What do we have now? Like what I mentioned previously, the current corporate market is totally different. To cut a long story short, let's just say that the negative values I've mentioned above applies totally to our current working environment. Join the negative values with the advice given by my colleague in the first part above, and you see the big picture. In short, Money > Trust.


After thinking from this perspective, I finally understand. Understand why did my colleague advised me in the first place. Well, it's for a good intention, I don't blame him despite the blatant statement that I was too freaking "honest" and "naive". What he's trying to mean is I have to change my current attitude. I'm not trying to boast or brag myself to the limits, but I have to admit that I inherit this tiny little part of good value from my dad. Fyi, my dad is a great man. I have to give it to him, really. He worked for almost 30 something years up to today, under an average regular Joe's position in his company, yet he still have the ability to raise a family and maintain some saving for older days. And in case you're wondering . . . . all along, he just changed jobs for 3 times. 3 FREAKING TIMES.


And how many times have I changed jobs so far ?


It's time to hide my face under the mud.


Back to the topic.


In the end, let's just say that I will, and continue to be myself for the rest of my life. There is never a need to change that tiny, little good value I still have inside me. The values known as "honesty", "naiveness" and "simplicity". Despite being negative and living in the Dark for the past 26 years of my life (and still fancy the Darkness), I feel that the values should live on. Maybe not from the personal side of life. More to the career part. Despite knowing the fact that by simply being nice and hardworking at work doesn't guarantee a promotion or pay raise, as compared to some freaking lazy bum with "magical" lips which can sweet talk any ordinary human off their seats, well, I guess it's better to stay at a low position, work like crazy, get your monthly salary as usual, and most importantly, you know that you have the right conscience to live and work on. It's no use if I really adhere to what my colleague advised me and become one ugly id**t who betrays his counterparts in order to climb up the corporate ladder in an incredible speed of light, maybe up to the management level. And if I really succeed in doing so, what's the point? The conscience is not there . . . . and remember the poor folks you just step on their heads to get where you are now? They will haunt you for the rest of your life . . . . and not even the most expensive medicine in the world can heal this emotional wound. I rather not live my life this way.

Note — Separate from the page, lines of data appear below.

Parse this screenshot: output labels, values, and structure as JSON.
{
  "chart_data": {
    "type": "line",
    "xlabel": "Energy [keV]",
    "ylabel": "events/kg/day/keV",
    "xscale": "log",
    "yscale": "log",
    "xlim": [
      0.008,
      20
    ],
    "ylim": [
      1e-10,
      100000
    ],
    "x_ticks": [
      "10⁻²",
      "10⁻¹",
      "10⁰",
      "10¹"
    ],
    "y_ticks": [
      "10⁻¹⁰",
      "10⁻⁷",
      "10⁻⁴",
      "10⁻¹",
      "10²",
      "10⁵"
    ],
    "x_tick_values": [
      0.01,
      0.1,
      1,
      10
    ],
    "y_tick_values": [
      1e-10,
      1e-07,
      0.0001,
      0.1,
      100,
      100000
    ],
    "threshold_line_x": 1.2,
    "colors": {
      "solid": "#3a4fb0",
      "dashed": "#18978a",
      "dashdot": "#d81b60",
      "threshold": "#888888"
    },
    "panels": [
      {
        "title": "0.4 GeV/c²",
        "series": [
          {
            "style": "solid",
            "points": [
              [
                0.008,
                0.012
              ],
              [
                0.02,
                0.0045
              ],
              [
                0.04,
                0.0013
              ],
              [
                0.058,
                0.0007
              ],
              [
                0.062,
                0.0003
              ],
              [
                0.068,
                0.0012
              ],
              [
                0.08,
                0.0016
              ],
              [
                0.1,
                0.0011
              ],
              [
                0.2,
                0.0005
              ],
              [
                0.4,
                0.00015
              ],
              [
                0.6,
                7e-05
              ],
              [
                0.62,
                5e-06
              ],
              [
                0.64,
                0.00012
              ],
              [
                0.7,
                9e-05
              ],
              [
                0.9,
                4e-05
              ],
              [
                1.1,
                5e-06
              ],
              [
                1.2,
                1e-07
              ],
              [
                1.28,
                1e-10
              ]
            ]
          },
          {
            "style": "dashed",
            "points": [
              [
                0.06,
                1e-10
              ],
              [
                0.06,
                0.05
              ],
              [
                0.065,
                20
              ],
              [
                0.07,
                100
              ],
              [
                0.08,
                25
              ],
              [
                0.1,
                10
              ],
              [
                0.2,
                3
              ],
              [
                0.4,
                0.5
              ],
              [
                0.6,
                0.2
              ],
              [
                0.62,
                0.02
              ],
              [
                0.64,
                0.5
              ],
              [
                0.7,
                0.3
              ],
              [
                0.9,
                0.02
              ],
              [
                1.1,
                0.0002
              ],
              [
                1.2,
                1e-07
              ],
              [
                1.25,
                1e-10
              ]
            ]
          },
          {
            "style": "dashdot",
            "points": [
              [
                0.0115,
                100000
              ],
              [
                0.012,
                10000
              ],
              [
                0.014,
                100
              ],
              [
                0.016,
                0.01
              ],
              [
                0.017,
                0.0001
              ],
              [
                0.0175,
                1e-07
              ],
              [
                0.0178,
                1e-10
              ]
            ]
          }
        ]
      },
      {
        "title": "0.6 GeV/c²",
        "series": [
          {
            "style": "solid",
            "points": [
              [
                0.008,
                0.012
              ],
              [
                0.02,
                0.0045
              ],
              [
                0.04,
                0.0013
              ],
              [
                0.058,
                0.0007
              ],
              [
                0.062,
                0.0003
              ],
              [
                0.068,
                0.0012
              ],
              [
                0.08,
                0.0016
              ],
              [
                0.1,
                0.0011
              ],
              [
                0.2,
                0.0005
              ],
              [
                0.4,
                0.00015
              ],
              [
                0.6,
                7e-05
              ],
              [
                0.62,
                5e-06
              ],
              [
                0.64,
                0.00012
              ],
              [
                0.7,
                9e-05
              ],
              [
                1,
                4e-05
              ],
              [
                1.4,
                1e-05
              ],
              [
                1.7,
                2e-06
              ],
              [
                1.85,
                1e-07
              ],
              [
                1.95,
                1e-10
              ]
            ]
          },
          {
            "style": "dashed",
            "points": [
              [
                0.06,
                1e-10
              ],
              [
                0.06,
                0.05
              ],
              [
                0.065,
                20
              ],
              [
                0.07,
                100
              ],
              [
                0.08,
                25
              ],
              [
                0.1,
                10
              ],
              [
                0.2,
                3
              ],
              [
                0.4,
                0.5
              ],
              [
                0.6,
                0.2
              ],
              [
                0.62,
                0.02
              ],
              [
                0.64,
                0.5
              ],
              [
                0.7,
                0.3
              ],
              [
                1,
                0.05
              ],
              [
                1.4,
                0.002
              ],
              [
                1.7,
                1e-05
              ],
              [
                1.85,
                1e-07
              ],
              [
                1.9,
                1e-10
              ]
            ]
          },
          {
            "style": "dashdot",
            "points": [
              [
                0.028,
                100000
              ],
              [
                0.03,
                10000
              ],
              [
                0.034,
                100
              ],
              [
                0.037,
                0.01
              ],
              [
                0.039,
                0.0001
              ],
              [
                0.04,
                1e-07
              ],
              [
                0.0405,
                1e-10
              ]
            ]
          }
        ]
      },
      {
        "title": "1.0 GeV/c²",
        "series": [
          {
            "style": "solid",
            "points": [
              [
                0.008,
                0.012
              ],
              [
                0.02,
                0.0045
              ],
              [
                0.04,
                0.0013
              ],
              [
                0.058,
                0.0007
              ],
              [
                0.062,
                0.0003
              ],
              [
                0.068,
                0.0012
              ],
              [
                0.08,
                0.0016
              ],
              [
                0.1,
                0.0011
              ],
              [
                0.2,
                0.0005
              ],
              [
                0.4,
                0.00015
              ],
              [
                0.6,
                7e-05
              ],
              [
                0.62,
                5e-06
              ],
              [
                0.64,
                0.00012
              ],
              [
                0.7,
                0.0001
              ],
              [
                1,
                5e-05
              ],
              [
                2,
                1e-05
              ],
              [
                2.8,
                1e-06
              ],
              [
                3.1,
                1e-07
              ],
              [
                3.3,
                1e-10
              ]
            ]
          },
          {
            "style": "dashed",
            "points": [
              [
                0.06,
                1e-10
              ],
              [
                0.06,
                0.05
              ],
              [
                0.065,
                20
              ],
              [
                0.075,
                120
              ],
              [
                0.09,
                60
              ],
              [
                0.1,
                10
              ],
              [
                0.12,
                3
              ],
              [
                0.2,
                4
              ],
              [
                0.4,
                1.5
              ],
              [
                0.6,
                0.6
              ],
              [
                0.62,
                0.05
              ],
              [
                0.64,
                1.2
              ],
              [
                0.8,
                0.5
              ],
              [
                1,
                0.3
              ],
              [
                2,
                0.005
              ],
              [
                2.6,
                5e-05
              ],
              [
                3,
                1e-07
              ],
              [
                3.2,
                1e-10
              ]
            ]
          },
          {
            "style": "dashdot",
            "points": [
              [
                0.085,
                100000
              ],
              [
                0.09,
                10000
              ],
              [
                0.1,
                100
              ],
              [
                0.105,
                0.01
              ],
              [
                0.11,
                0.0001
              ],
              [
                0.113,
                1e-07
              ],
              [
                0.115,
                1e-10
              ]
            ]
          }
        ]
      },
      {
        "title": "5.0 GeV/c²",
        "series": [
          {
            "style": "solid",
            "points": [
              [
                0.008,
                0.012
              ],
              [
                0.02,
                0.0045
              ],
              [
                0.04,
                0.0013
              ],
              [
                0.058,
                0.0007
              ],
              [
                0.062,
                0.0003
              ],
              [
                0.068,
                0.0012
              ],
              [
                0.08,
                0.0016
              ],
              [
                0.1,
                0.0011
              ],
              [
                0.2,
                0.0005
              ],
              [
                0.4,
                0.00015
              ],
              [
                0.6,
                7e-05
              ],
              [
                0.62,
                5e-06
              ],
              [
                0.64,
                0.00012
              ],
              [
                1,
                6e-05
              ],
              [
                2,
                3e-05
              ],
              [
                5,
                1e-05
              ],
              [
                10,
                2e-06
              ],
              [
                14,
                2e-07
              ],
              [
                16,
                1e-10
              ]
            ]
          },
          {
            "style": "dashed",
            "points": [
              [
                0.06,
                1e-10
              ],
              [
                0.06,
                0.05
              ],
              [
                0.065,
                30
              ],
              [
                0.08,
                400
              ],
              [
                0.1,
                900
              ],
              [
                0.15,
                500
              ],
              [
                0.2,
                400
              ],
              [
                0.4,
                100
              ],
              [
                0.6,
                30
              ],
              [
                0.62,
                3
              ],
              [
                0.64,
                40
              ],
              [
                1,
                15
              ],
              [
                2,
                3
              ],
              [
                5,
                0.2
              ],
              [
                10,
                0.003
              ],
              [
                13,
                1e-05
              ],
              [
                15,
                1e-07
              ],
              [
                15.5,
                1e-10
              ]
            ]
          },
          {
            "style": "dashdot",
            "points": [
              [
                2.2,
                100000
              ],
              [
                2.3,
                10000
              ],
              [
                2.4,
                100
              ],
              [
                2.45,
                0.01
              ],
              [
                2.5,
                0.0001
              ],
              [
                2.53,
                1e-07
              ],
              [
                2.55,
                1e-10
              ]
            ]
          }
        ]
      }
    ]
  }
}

Having said that, I feel that I know where my career direction should head to now. I'm sure many people will criticize this vision of mine as not visionary, not ambitious, etc etc..... but I feel I'm gonna do it despite the critics. It's gonna be :


Work like crazy under a regular position --> Start saving little by little --> Retire when it's time --> Open a guesthouse at Terengganu


Yes, you didn't read that wrongly. That's exactly what I'm gonna do. Open a guesthouse at one of the islands in Terengganu, after I retire. Enjoy Terengganu's sea breeze like what I experienced before, 3 years back. The soothing sound of crashing waves. The soft sand that fills my dry feets.


Ohhh Terengganu, boy I miss you.


Snapping back to reality, it's now 12.09AM, Bangladeshi time. Guess it's time to sleep. Will be here until end of the month, so I guess there's still room for me to blog as long as the "gust" kicks in again.


Till then....


I felt so much better after posting this.